The five coverage categories would range from “comprehensive’’ to “catastrophic.’’

The “organization of plans into these categories would enable consumers to better track premium, benefits and cost-sharing, and assist consumers in making apples-to-apples comparisons between plans (and) weed out ‘junk’ insurance by developing minimum benefit standards,” according to Health Access, an ally of the Service Employees International Union.

Evans said the bill may inadvertently put health insurance out of reach for many potential customers. “By creating health-care categories, by making health plans fit within narrow boxes, we think the bill could take lower-cost health care off the table,” she said. “By limiting flexibility, you also limit affordability.”

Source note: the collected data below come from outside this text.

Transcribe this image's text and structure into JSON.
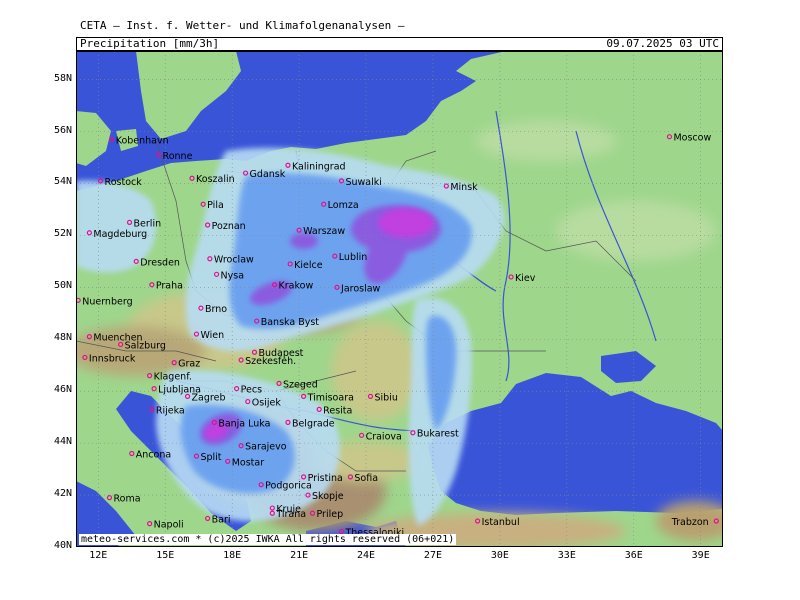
{
  "header": {
    "title": "CETA — Inst. f. Wetter- und Klimafolgenanalysen —",
    "product": "Precipitation [mm/3h]",
    "timestamp": "09.07.2025 03 UTC"
  },
  "credit": "meteo-services.com * (c)2025 IWKA All rights reserved (06+021)",
  "axes": {
    "lat_labels": [
      "58N",
      "56N",
      "54N",
      "52N",
      "50N",
      "48N",
      "46N",
      "44N",
      "42N",
      "40N"
    ],
    "lon_labels": [
      "12E",
      "15E",
      "18E",
      "21E",
      "24E",
      "27E",
      "30E",
      "33E",
      "36E",
      "39E"
    ]
  },
  "colors": {
    "sea": "#3a54d8",
    "lowland": "#9ed68c",
    "highland": "#c8c88a",
    "mountain": "#9c8a6a",
    "rain_light": "#b8dcf4",
    "rain_mid": "#6aa0f0",
    "rain_heavy": "#8a5ce0",
    "rain_extreme": "#c040e0",
    "city_marker": "#e01090",
    "grid": "#888888"
  },
  "cities": [
    {
      "name": "Kobenhavn",
      "lon": 12.6,
      "lat": 55.7
    },
    {
      "name": "Ronne",
      "lon": 14.7,
      "lat": 55.1
    },
    {
      "name": "Rostock",
      "lon": 12.1,
      "lat": 54.1
    },
    {
      "name": "Koszalin",
      "lon": 16.2,
      "lat": 54.2
    },
    {
      "name": "Gdansk",
      "lon": 18.6,
      "lat": 54.4
    },
    {
      "name": "Kaliningrad",
      "lon": 20.5,
      "lat": 54.7
    },
    {
      "name": "Suwalki",
      "lon": 22.9,
      "lat": 54.1
    },
    {
      "name": "Minsk",
      "lon": 27.6,
      "lat": 53.9
    },
    {
      "name": "Moscow",
      "lon": 37.6,
      "lat": 55.8
    },
    {
      "name": "Berlin",
      "lon": 13.4,
      "lat": 52.5
    },
    {
      "name": "Magdeburg",
      "lon": 11.6,
      "lat": 52.1
    },
    {
      "name": "Pila",
      "lon": 16.7,
      "lat": 53.2
    },
    {
      "name": "Poznan",
      "lon": 16.9,
      "lat": 52.4
    },
    {
      "name": "Lomza",
      "lon": 22.1,
      "lat": 53.2
    },
    {
      "name": "Warszaw",
      "lon": 21.0,
      "lat": 52.2
    },
    {
      "name": "Lublin",
      "lon": 22.6,
      "lat": 51.2
    },
    {
      "name": "Dresden",
      "lon": 13.7,
      "lat": 51.0
    },
    {
      "name": "Wroclaw",
      "lon": 17.0,
      "lat": 51.1
    },
    {
      "name": "Kielce",
      "lon": 20.6,
      "lat": 50.9
    },
    {
      "name": "Nysa",
      "lon": 17.3,
      "lat": 50.5
    },
    {
      "name": "Praha",
      "lon": 14.4,
      "lat": 50.1
    },
    {
      "name": "Krakow",
      "lon": 19.9,
      "lat": 50.1
    },
    {
      "name": "Jaroslaw",
      "lon": 22.7,
      "lat": 50.0
    },
    {
      "name": "Kiev",
      "lon": 30.5,
      "lat": 50.4
    },
    {
      "name": "Nuernberg",
      "lon": 11.1,
      "lat": 49.5
    },
    {
      "name": "Brno",
      "lon": 16.6,
      "lat": 49.2
    },
    {
      "name": "Banska Byst",
      "lon": 19.1,
      "lat": 48.7
    },
    {
      "name": "Muenchen",
      "lon": 11.6,
      "lat": 48.1
    },
    {
      "name": "Wien",
      "lon": 16.4,
      "lat": 48.2
    },
    {
      "name": "Salzburg",
      "lon": 13.0,
      "lat": 47.8
    },
    {
      "name": "Budapest",
      "lon": 19.0,
      "lat": 47.5
    },
    {
      "name": "Innsbruck",
      "lon": 11.4,
      "lat": 47.3
    },
    {
      "name": "Szekesfeh.",
      "lon": 18.4,
      "lat": 47.2
    },
    {
      "name": "Graz",
      "lon": 15.4,
      "lat": 47.1
    },
    {
      "name": "Klagenf.",
      "lon": 14.3,
      "lat": 46.6
    },
    {
      "name": "Szeged",
      "lon": 20.1,
      "lat": 46.3
    },
    {
      "name": "Ljubljana",
      "lon": 14.5,
      "lat": 46.1
    },
    {
      "name": "Pecs",
      "lon": 18.2,
      "lat": 46.1
    },
    {
      "name": "Rijeka",
      "lon": 14.4,
      "lat": 45.3
    },
    {
      "name": "Zagreb",
      "lon": 16.0,
      "lat": 45.8
    },
    {
      "name": "Osijek",
      "lon": 18.7,
      "lat": 45.6
    },
    {
      "name": "Timisoara",
      "lon": 21.2,
      "lat": 45.8
    },
    {
      "name": "Sibiu",
      "lon": 24.2,
      "lat": 45.8
    },
    {
      "name": "Resita",
      "lon": 21.9,
      "lat": 45.3
    },
    {
      "name": "Banja Luka",
      "lon": 17.2,
      "lat": 44.8
    },
    {
      "name": "Belgrade",
      "lon": 20.5,
      "lat": 44.8
    },
    {
      "name": "Bukarest",
      "lon": 26.1,
      "lat": 44.4
    },
    {
      "name": "Craiova",
      "lon": 23.8,
      "lat": 44.3
    },
    {
      "name": "Ancona",
      "lon": 13.5,
      "lat": 43.6
    },
    {
      "name": "Split",
      "lon": 16.4,
      "lat": 43.5
    },
    {
      "name": "Sarajevo",
      "lon": 18.4,
      "lat": 43.9
    },
    {
      "name": "Mostar",
      "lon": 17.8,
      "lat": 43.3
    },
    {
      "name": "Sofia",
      "lon": 23.3,
      "lat": 42.7
    },
    {
      "name": "Pristina",
      "lon": 21.2,
      "lat": 42.7
    },
    {
      "name": "Podgorica",
      "lon": 19.3,
      "lat": 42.4
    },
    {
      "name": "Kruje",
      "lon": 19.8,
      "lat": 41.5
    },
    {
      "name": "Skopje",
      "lon": 21.4,
      "lat": 42.0
    },
    {
      "name": "Roma",
      "lon": 12.5,
      "lat": 41.9
    },
    {
      "name": "Tirana",
      "lon": 19.8,
      "lat": 41.3
    },
    {
      "name": "Prilep",
      "lon": 21.6,
      "lat": 41.3
    },
    {
      "name": "Napoli",
      "lon": 14.3,
      "lat": 40.9
    },
    {
      "name": "Bari",
      "lon": 16.9,
      "lat": 41.1
    },
    {
      "name": "Thessaloniki",
      "lon": 22.9,
      "lat": 40.6
    },
    {
      "name": "Istanbul",
      "lon": 29.0,
      "lat": 41.0
    },
    {
      "name": "Trabzon",
      "lon": 39.7,
      "lat": 41.0
    }
  ]
}
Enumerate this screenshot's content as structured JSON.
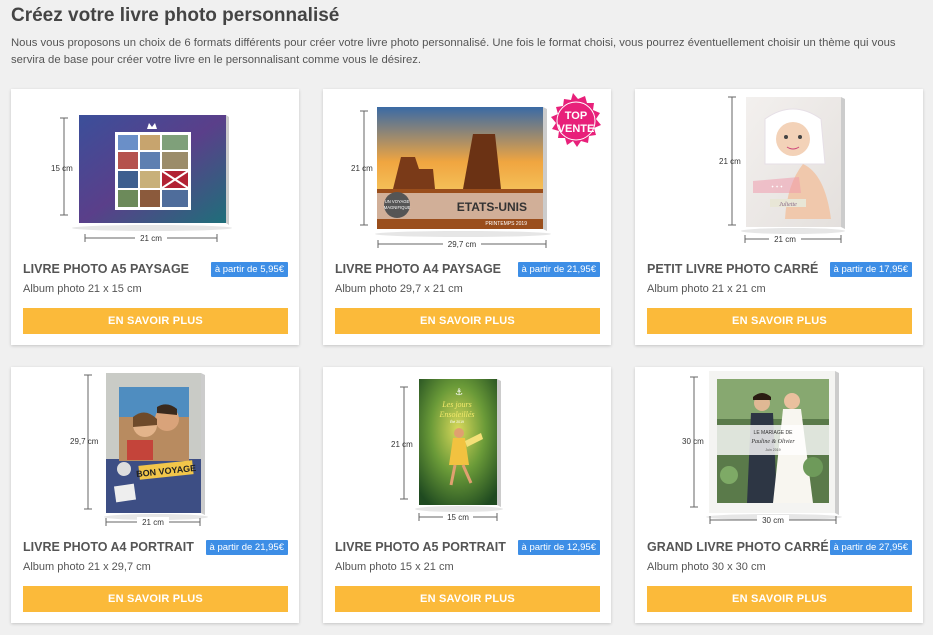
{
  "page": {
    "title": "Créez votre livre photo personnalisé",
    "intro": "Nous vous proposons un choix de 6 formats différents pour créer votre livre photo personnalisé. Une fois le format choisi, vous pourrez éventuellement choisir un thème qui vous servira de base pour créer votre livre en le personnalisant comme vous le désirez."
  },
  "colors": {
    "accent": "#fbba3a",
    "badge": "#3d8ee6",
    "top_vente": "#e8207a"
  },
  "products": [
    {
      "title": "LIVRE PHOTO A5 PAYSAGE",
      "price": "à partir de 5,95€",
      "subtitle": "Album photo 21 x 15 cm",
      "cta": "EN SAVOIR PLUS",
      "dim_h": "15 cm",
      "dim_w": "21 cm"
    },
    {
      "title": "LIVRE PHOTO A4 PAYSAGE",
      "price": "à partir de 21,95€",
      "subtitle": "Album photo 29,7 x 21 cm",
      "cta": "EN SAVOIR PLUS",
      "dim_h": "21 cm",
      "dim_w": "29,7 cm",
      "ribbon_line1": "TOP",
      "ribbon_line2": "VENTE",
      "cover_text": "ETATS-UNIS",
      "cover_small": "PRINTEMPS 2019",
      "cover_badge1": "UN VOYAGE",
      "cover_badge2": "MAGNIFIQUE"
    },
    {
      "title": "PETIT LIVRE PHOTO CARRÉ",
      "price": "à partir de 17,95€",
      "subtitle": "Album photo 21 x 21 cm",
      "cta": "EN SAVOIR PLUS",
      "dim_h": "21 cm",
      "dim_w": "21 cm",
      "cover_text": "Juliette"
    },
    {
      "title": "LIVRE PHOTO A4 PORTRAIT",
      "price": "à partir de 21,95€",
      "subtitle": "Album photo 21 x 29,7 cm",
      "cta": "EN SAVOIR PLUS",
      "dim_h": "29,7 cm",
      "dim_w": "21 cm",
      "cover_text": "BON VOYAGE"
    },
    {
      "title": "LIVRE PHOTO A5 PORTRAIT",
      "price": "à partir de 12,95€",
      "subtitle": "Album photo 15 x 21 cm",
      "cta": "EN SAVOIR PLUS",
      "dim_h": "21 cm",
      "dim_w": "15 cm",
      "cover_text1": "Les jours",
      "cover_text2": "Ensoleillés",
      "cover_small": "Été 2019"
    },
    {
      "title": "GRAND LIVRE PHOTO CARRÉ",
      "price": "à partir de 27,95€",
      "subtitle": "Album photo 30 x 30 cm",
      "cta": "EN SAVOIR PLUS",
      "dim_h": "30 cm",
      "dim_w": "30 cm",
      "cover_text1": "LE MARIAGE DE",
      "cover_text2": "Pauline & Olivier",
      "cover_small": "Juin 2019"
    }
  ]
}
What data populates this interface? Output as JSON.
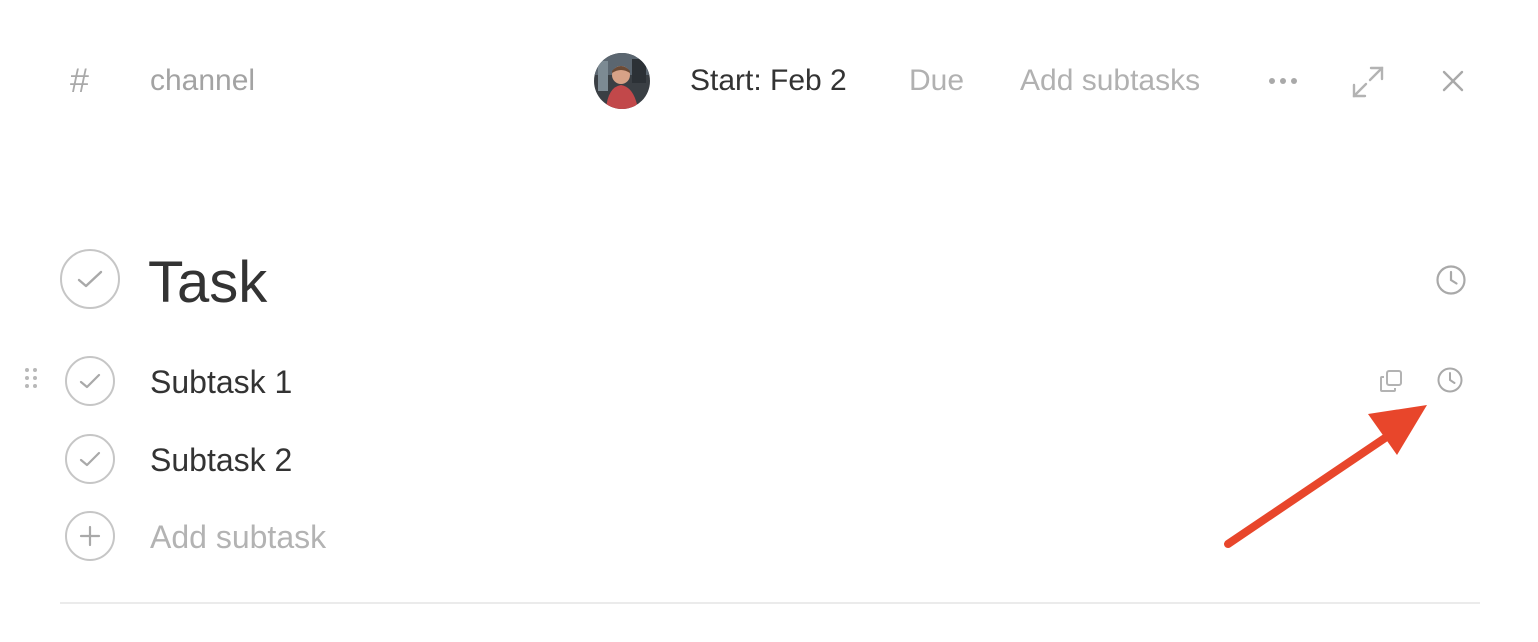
{
  "header": {
    "channel_icon": "hash-icon",
    "channel_label": "channel",
    "start_label": "Start: Feb 2",
    "due_label": "Due",
    "add_subtasks_label": "Add subtasks",
    "more_icon": "more-horizontal-icon",
    "expand_icon": "expand-icon",
    "close_icon": "close-icon"
  },
  "task": {
    "title": "Task",
    "subtasks": [
      {
        "label": "Subtask 1"
      },
      {
        "label": "Subtask 2"
      }
    ],
    "add_subtask_placeholder": "Add subtask"
  },
  "annotation": {
    "arrow_color": "#e8462b",
    "target": "subtask-clock-icon"
  },
  "colors": {
    "text": "#333333",
    "muted": "#b1b1b1",
    "icon": "#a9a9a9",
    "accent_arrow": "#e8462b"
  }
}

But supporters of the bill believe some form of standardization is necessary to help consumers, who “face a ‘wild, wild west’ with confusing and unclear choices.”

“According to research done by Health Access in 2006, an average, healthy Californian looking for health insurance on the individual market would be confronted with 88 health plan choices. While so many options might seem a good thing, the lack of standardization in the individual market means that the average consumer is unable to compare plans on the basis of cost and coverage. Consumers without a college education, elderly consumers and consumers who speak English as a second language are particularly disadvantaged by the lack of standardized information,” Health Access reported earlier this year.